Die Frage, wie die Hochschule der Zukunft aussehen muss, bewegt immer heftiger die Gemüter. International wettbewerbsfähig soll sie sein, über ein unverwechselbares Profil verfügen, Interdisziplinarität fördern, Lehre und Forschung eng verzahnen. Dass die Politik für diesen Wettbewerb nicht nur geeignete rechtliche Rahmenbedin-gungen, sondern auch eine angemessene finanzielle Ausstattung schaffen müsste, ist unstrittig, aber nur selten Realität. Dies darf jedoch nicht davon ablenken, dass auch die Zukunftsfähigkeit der hochschuleigenen Organisati-onsstruktur auf den Prüfstand gehört. Diese Erkenntnis ließ vor vier Jahren die damals neue Leitung der Universität Oldenburg in die konkrete Diskussion über eine Organisationsreform einsteigen.

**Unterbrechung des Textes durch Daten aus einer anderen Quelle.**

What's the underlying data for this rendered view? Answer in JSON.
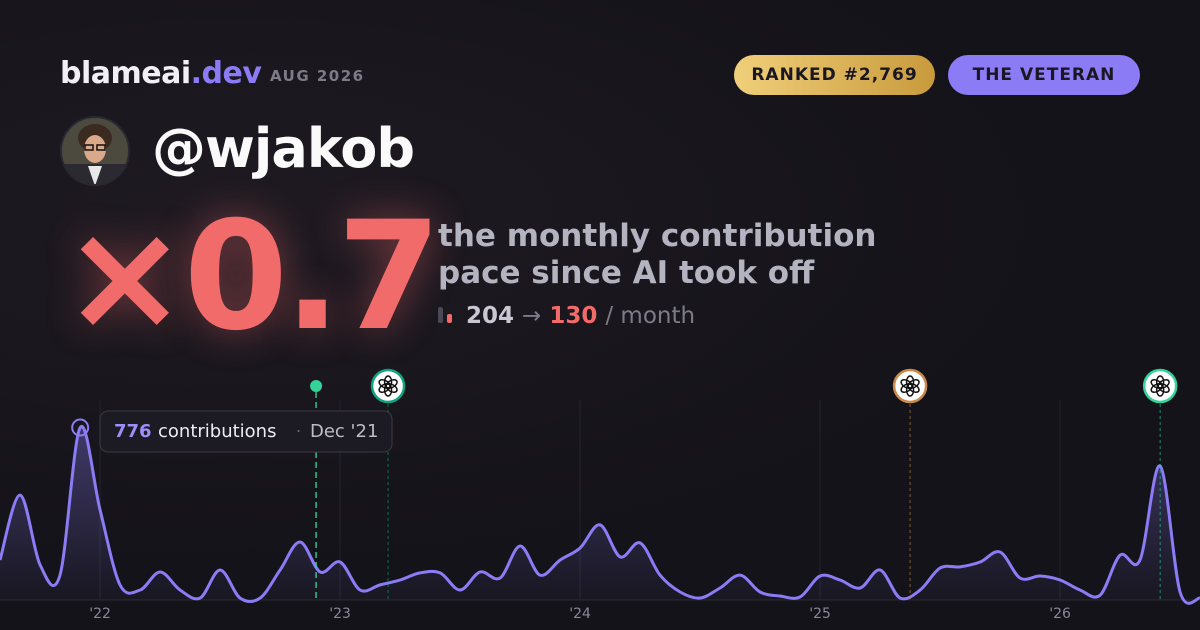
{
  "header": {
    "brand": "blameai",
    "brand_suffix": ".dev",
    "date": "AUG 2026",
    "rank": "RANKED #2,769",
    "tier": "THE VETERAN",
    "handle": "@wjakob"
  },
  "hero": {
    "multiplier": "×0.7",
    "line1": "the monthly contribution",
    "line2": "pace since AI took off",
    "before": 204,
    "arrow": "→",
    "after": 130,
    "unit": "/ month"
  },
  "chart_data": {
    "type": "area",
    "x": [
      2021.583,
      2021.667,
      2021.75,
      2021.833,
      2021.917,
      2022,
      2022.083,
      2022.167,
      2022.25,
      2022.333,
      2022.417,
      2022.5,
      2022.583,
      2022.667,
      2022.75,
      2022.833,
      2022.917,
      2023,
      2023.083,
      2023.167,
      2023.25,
      2023.333,
      2023.417,
      2023.5,
      2023.583,
      2023.667,
      2023.75,
      2023.833,
      2023.917,
      2024,
      2024.083,
      2024.167,
      2024.25,
      2024.333,
      2024.417,
      2024.5,
      2024.583,
      2024.667,
      2024.75,
      2024.833,
      2024.917,
      2025,
      2025.083,
      2025.167,
      2025.25,
      2025.333,
      2025.417,
      2025.5,
      2025.583,
      2025.667,
      2025.75,
      2025.833,
      2025.917,
      2026,
      2026.083,
      2026.167,
      2026.25,
      2026.333,
      2026.417,
      2026.5,
      2026.583
    ],
    "series": [
      {
        "name": "contributions",
        "color": "#8b7cf6",
        "values": [
          180,
          472,
          158,
          112,
          776,
          405,
          68,
          45,
          126,
          45,
          9,
          135,
          9,
          9,
          135,
          261,
          126,
          171,
          45,
          68,
          90,
          122,
          122,
          45,
          126,
          99,
          243,
          112,
          180,
          234,
          338,
          194,
          257,
          112,
          36,
          9,
          54,
          112,
          36,
          18,
          14,
          108,
          90,
          54,
          135,
          9,
          45,
          144,
          149,
          171,
          216,
          99,
          108,
          90,
          45,
          22,
          202,
          180,
          603,
          36,
          9
        ]
      }
    ],
    "xlim": [
      2021.583,
      2026.583
    ],
    "ylim": [
      0,
      900
    ],
    "xticks": [
      {
        "value": 2022,
        "label": "'22"
      },
      {
        "value": 2023,
        "label": "'23"
      },
      {
        "value": 2024,
        "label": "'24"
      },
      {
        "value": 2025,
        "label": "'25"
      },
      {
        "value": 2026,
        "label": "'26"
      }
    ],
    "markers": [
      {
        "x": 2022.9,
        "color": "#34d399"
      },
      {
        "x": 2023.2,
        "color": "#10a37f"
      },
      {
        "x": 2025.375,
        "color": "#c98a4b"
      },
      {
        "x": 2026.417,
        "color": "#34d399"
      }
    ],
    "tooltip": {
      "label": "contributions",
      "separator": "·",
      "date": "Dec '21"
    }
  }
}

Ein Meilenstein auf dem beschwerlichen Weg in die Zukunft war der Beschluss des Senats der Universität vom 27. Juni 2001: Die Oldenburger Hochschule verabschiedet sich von den traditionellen elf Fachbereichen und gründet stattdessen fünf Fakultäten, die sich in Fachinstitute untergliedern. Der Startschuss fällt am 1. April 2003.

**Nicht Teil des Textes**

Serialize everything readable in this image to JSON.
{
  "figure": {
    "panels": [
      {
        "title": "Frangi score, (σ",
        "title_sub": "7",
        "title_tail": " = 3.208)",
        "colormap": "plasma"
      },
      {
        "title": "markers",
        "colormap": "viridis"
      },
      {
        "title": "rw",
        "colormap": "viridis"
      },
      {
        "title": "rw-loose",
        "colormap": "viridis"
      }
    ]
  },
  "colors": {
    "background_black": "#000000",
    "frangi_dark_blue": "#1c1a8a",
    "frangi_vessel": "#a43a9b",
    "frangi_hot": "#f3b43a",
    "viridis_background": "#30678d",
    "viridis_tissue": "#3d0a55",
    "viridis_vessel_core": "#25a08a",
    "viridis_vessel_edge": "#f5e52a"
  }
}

Die Universität Oldenburg will sich einen organisatorischen Rahmen schaffen, der die Bildung herausragender Forschungszentren unterstützt, Ressourcen neu verteilt und die Profilbildung fördert. In konkreten Fällen wird es auch darum gehen, Fächer mit geringer Ausstattung oder Nachfrage in interdisziplinäre Einheiten zu integrieren oder auch zu schließen.

Die Karten werden also neu gemischt. Der Abschied von Gewohntem trifft dann besonders hart, wenn es um die eigenen Ressourcen, die eigene Forschung und Autonomie geht. Die schon jetzt spürbaren Veränderungen sind aber mehr als Veränderungen um ihrer selbst willen, mehr als modische Reformrituale – auch wenn manche dies anders sehen. Die Umstrukturierung schärft den Blick und gibt die Chance, sich auf das Wesentliche zu fokussieren, kritisch zu überprüfen und zwischen tatsächlichen und scheinbaren Erfordernissen zu unterscheiden.

Bei aller Diskussion sollte nicht vergessen werden, dass die außeruniversitäre Öffentlichkeit nur wenig Interesse für interne Organisationsprozesse hat. Für sie zählen Inhalte und Qualität einer Hochschule -also das, was sie für die Gesellschaft leistet.